Walker raised the money for this large-scale operation with help from his friends and the Bank of Montreal: an investment of an additional $60,000. In the early days Walker experienced considerable difficulty servicing that debt and the Bank of Montreal continually pressed him for repayment. Thirty years later, Walker’s enterprise had grown to the point that the bank found it profitable to open a branch in Walkerville specifically to service the financial needs of his workers. By 1859, John McBride, one of his key employees from Detroit, was travelling the length and breadth of the United States by train, drumming up business for the two components of Walker’s business: whisky and flour. Before long he added a third: hogs that Walker fattened on distillery waste. The distillery could barely keep up with the demand generated by McBride.

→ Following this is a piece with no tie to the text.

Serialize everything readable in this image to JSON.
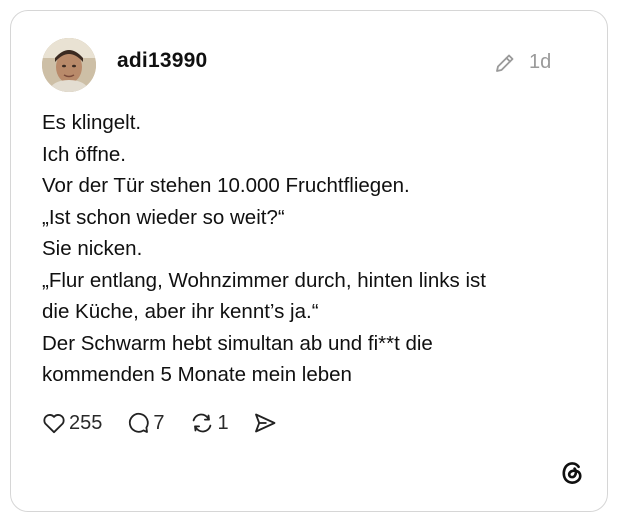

From the start, Walker used corn, rye, and barley malt in his mashes, and used wheat strictly to make flour. In 1860, corn imported into Canada from the U.S. made up about 80 percent of the mash bill, rye 14 percent, malt 3 percent, and oats 2 percent. For flavouring whisky he used 94 percent rye and 6 percent malt. The fermented mash was distilled in a three-chambered wooden continuous still and then passed through a single-chambered copper doubler and a 7.5-metre water-cooled copper worm condenser. The wooden still stood over 10 metres tall and 2.5 metres in diameter. It took several redistillations in the doubler before the spirit was strong enough to qualify as high wines.
These high wines were slowly leached through tall columns of charcoal, similar to those then being used in Toronto by Gooderham and Worts. After a dash of burnt sugar was added for colour, the whisky was ready for market.